Palestina. 8 maggio. L’assedio di Gaza è un crimine contro l’umanità. La perentoria affermazione è dell’ex presidente USA Jimmy Carter in un articolo pubblicato per il britannico The Guardian. «Il mondo sta assistendo a un terribile crimine contro i diritti umani a Gaza, dove un milione e mezzo di esseri umani vengono tenuti prigionieri senza quasi nessun accesso al mondo esterno. È un’intera popolazione a essere brutalmente punita». Carter ricorda a tutti che «questo macroscopico maltrattamento dei palestinesi di Gaza è stato drammaticamente intensificato da Israele, con l’aiuto degli Stati Uniti, dopo che i rappresentanti politici di Hamas avevano conquistato, nel 2006, la maggioranza dei seggi nel parlamento dell’Autorità Palestinese. Quelle elezioni vennero unanimemente giudicate eque e oneste da tutti gli osservatori internazionali». Il risultato elettorale non è stato però accettato da Washington e Tel Aviv, che hanno da allora agito per sabotare la formazione di un governo di unità nazionale tra Hamas e Fatah. «Ora, dopo una lotta intestina, è solo Hamas che controlla Gaza. Quarantuno dei quarantatre candidati vittoriosi di Hamas che vivevano in Cisgiordania sono stati imprigionati da Israele, più altri dieci che avevano assunto incarichi nel governo di coalizione dalla breve vita».

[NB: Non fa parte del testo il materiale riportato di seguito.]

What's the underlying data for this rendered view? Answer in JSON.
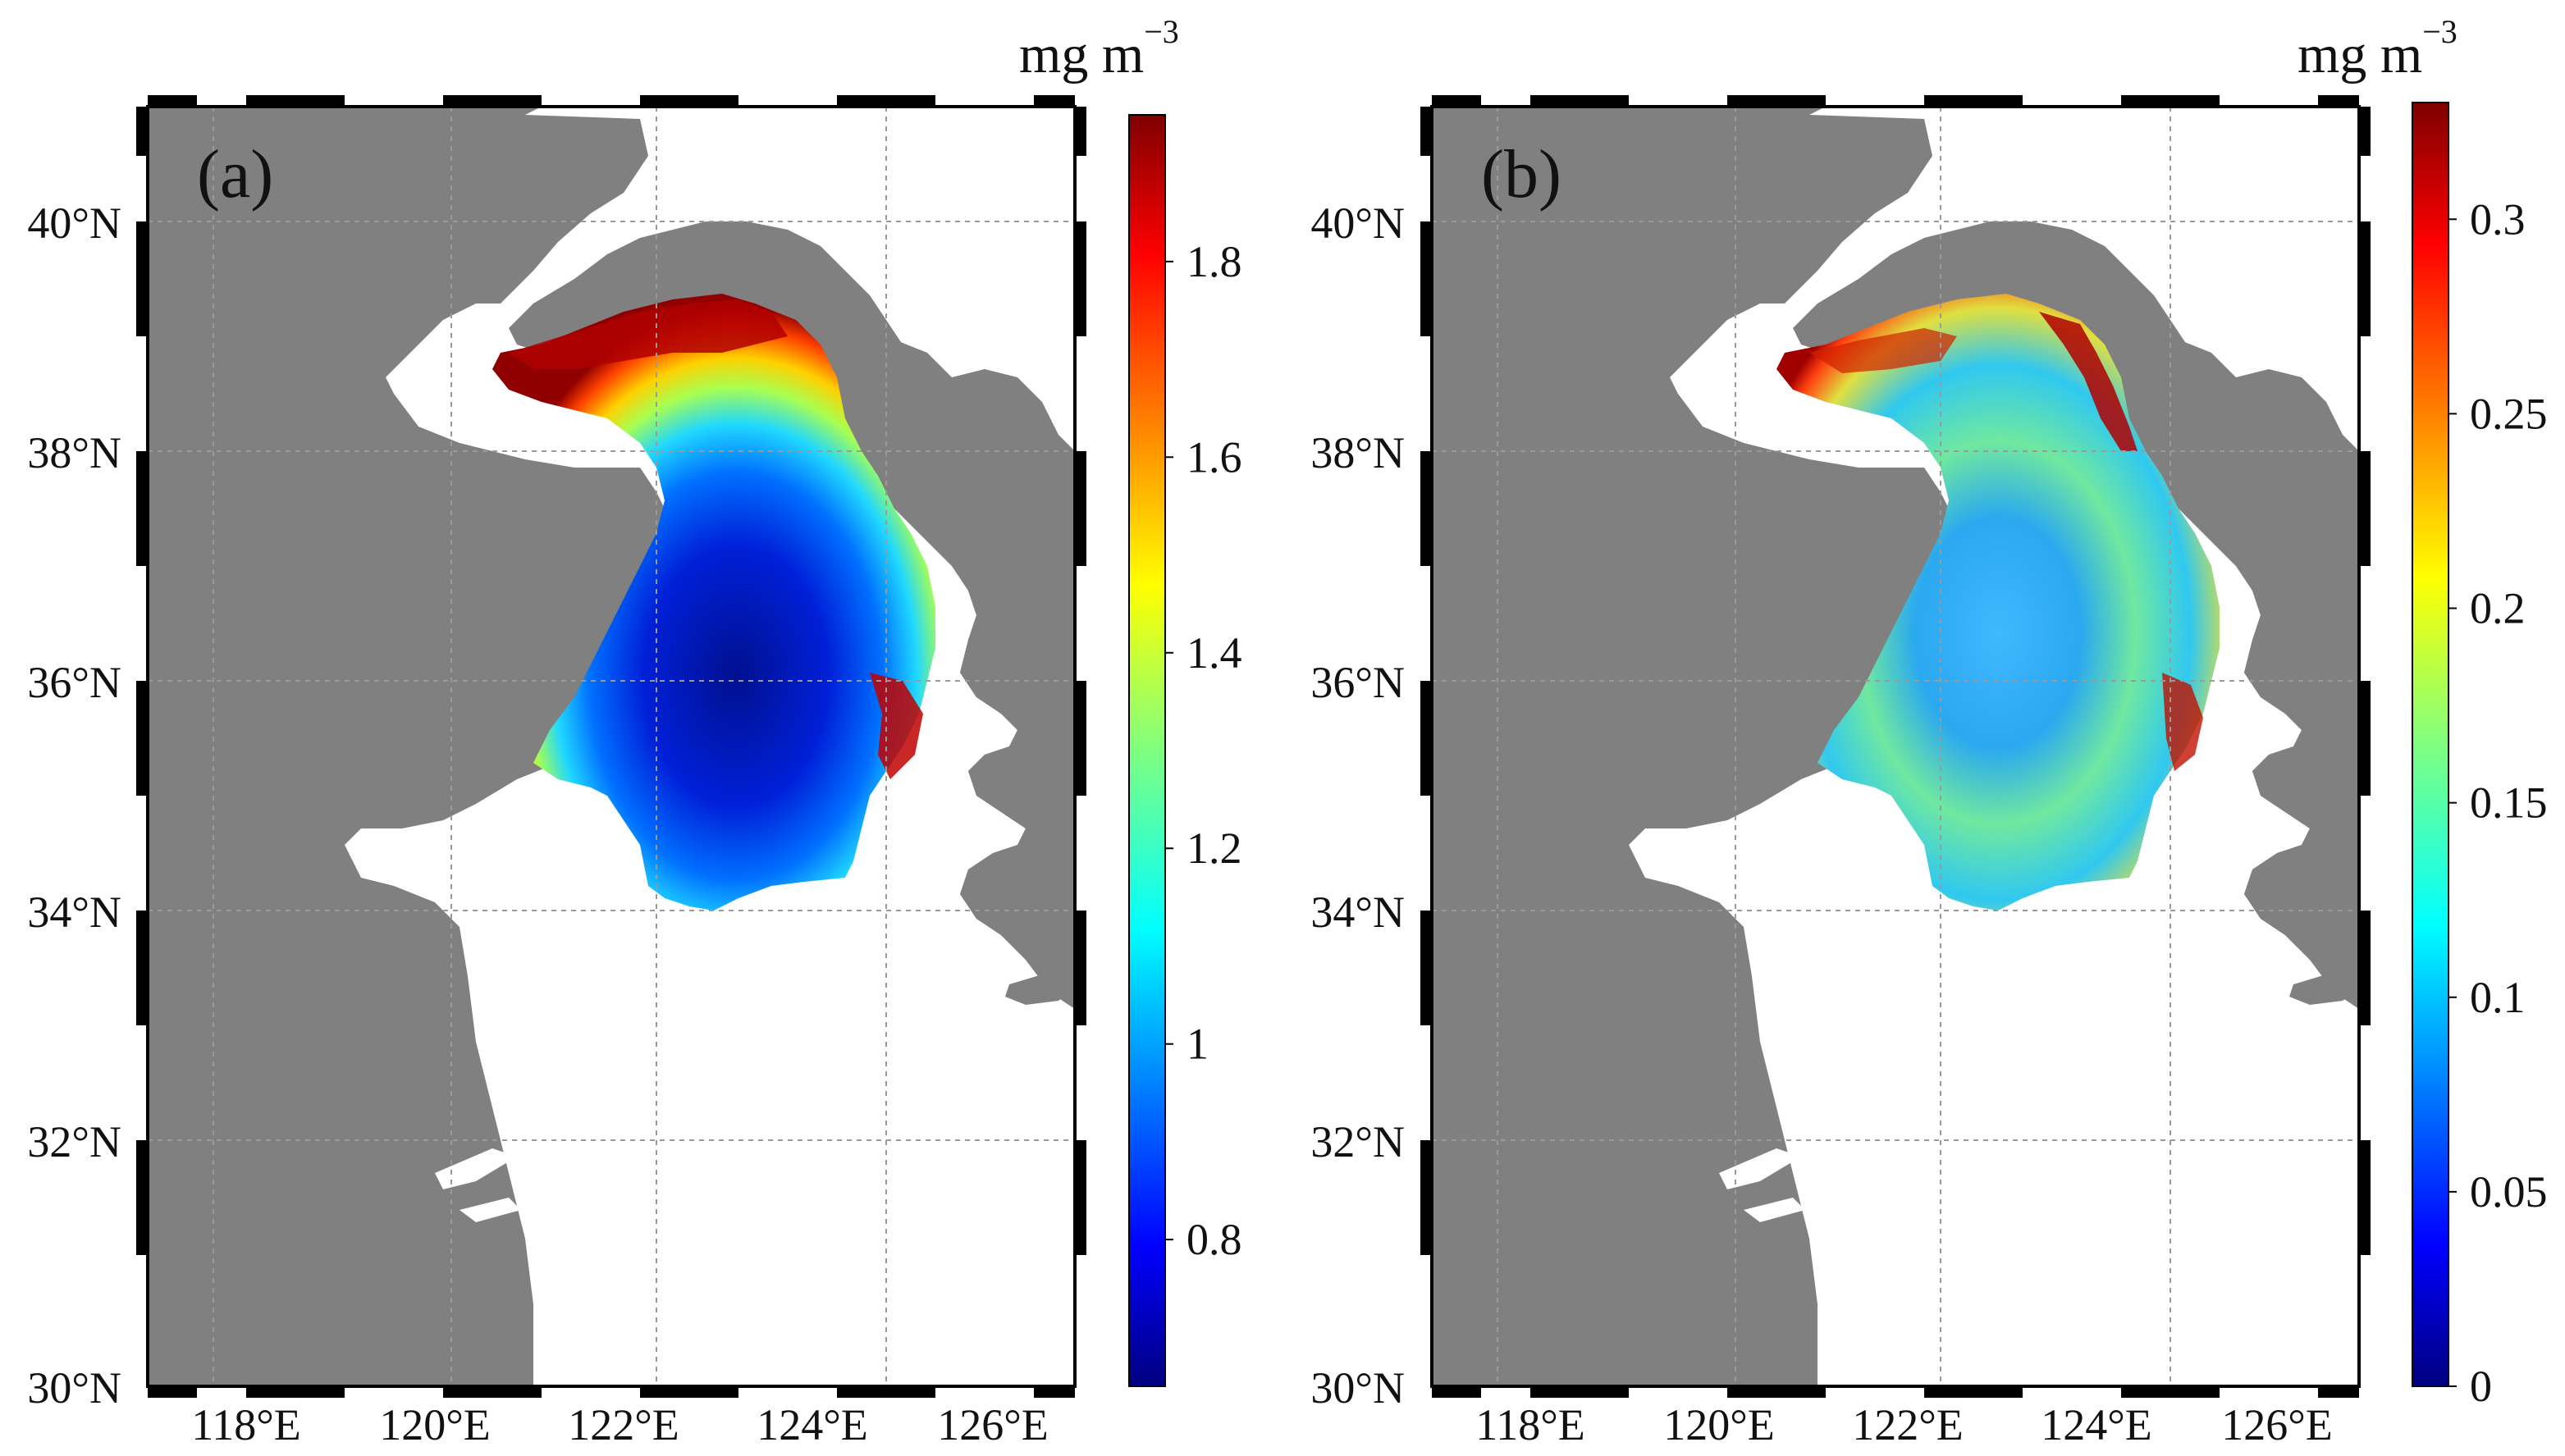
{
  "map": {
    "lat_labels": [
      "40°N",
      "38°N",
      "36°N",
      "34°N",
      "32°N",
      "30°N"
    ],
    "lon_labels": [
      "118°E",
      "120°E",
      "122°E",
      "124°E",
      "126°E"
    ],
    "land_color": "#808080",
    "sea_color": "#ffffff"
  },
  "panels": [
    {
      "label": "(a)",
      "unit": "mg m",
      "unit_exponent": "−3",
      "colorbar_ticks": [
        "1.8",
        "1.6",
        "1.4",
        "1.2",
        "1",
        "0.8"
      ],
      "colorbar_tick_values": [
        1.8,
        1.6,
        1.4,
        1.2,
        1.0,
        0.8
      ],
      "colorbar_range": [
        0.65,
        1.95
      ],
      "colormap": "jet"
    },
    {
      "label": "(b)",
      "unit": "mg m",
      "unit_exponent": "−3",
      "colorbar_ticks": [
        "0.3",
        "0.25",
        "0.2",
        "0.15",
        "0.1",
        "0.05",
        "0"
      ],
      "colorbar_tick_values": [
        0.3,
        0.25,
        0.2,
        0.15,
        0.1,
        0.05,
        0.0
      ],
      "colorbar_range": [
        0.0,
        0.33
      ],
      "colormap": "jet"
    }
  ],
  "colors": {
    "jet": [
      "#00007f",
      "#0000ff",
      "#007fff",
      "#00ffff",
      "#7fff7f",
      "#ffff00",
      "#ff7f00",
      "#ff0000",
      "#7f0000"
    ]
  }
}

All’interno della Striscia di Gaza Carter constata che «le sanzioni economiche e le restrizioni sul rifornimento di acqua, cibo, elettricità e carburante stanno provocando sofferenze estreme tra la popolazione innocente di Gaza, di cui un milione circa è costituita da profughi. Le bombe e i missili israeliani colpiscono la zona regolarmente, provocando un alto numero di vittime sia tra i militanti che tra le donne e i bambini innocenti. Prima dell’uccisione, di cui si è molto parlato, di una donna e dei suoi quattro bambini la scorsa settimana, questa situazione era stata illustrata da un rapporto di B’Tselem, la principale organizzazione israeliana per i diritti umani, secondo la quale sono stati uccisi 106 palestinesi tra il 27 febbraio e il 3 marzo. Cinquantaquattro di essi erano civili, e 25 avevano meno di 18 anni». L’ex presidente USA scrive pure del suo recente viaggio in Medio Oriente, nel corso del quale si è incontrato con alcuni capi di Hamas, spronandoli a dichiarare un cessate-il-fuoco unilaterale. «Mi hanno risposto che in passato un tale passo da parte loro non è stato ricambiato, e mi hanno ricordato che Hamas aveva a suo tempo insistito per un cessate-il-fuoco in tutta la Palestina, incluse Gaza e Cisgiordania, proposta rifiutata da Israele. Dopodiché Hamas inoltrò una proposta pubblica di cessate-il-fuoco reciproco limitato alla sola Gaza, anch’essa respinta da Israele». In conclusione dell’articolo Carter ribadisce che è l’occupante Israele ad impedire qualsiasi soluzione di pace in Palestina. «Tutte le nazioni arabe hanno acconsentito a riconoscere Israele senza riserve se essa accetterà le risoluzioni-chiave delle Nazioni Unite. Hamas ha accettato ogni accordo di pace tra il presidente dell’Autorità Palestinese, Mahmoud Abbas, e il primo ministro israeliano Ehud Olmert, purché venga sottoposto all’approvazione di un referendum da parte del popolo palestinese. In questo c’è una promessa di progresso ma, nonostante la breve fanfara e le dichiarazioni ottimiste della conferenza di pace lo scorso novembre ad Annapolis, il processo di pace è regredito. Sono state annunciate 90.000 nuove unità abitative israeliane nei territori occupati; il numero dei blocchi stradali dentro la Cisgiordania è aumentato; e lo strangolamento di Gaza è stato rafforzato».
Quindi l’appello finale di Carter: «È tempo che le voci forti in Europa, negli Stati Uniti, in Israele e altrove parlino senza paura e condannino la tragedia umanitaria che ha colpito il popolo palestinese».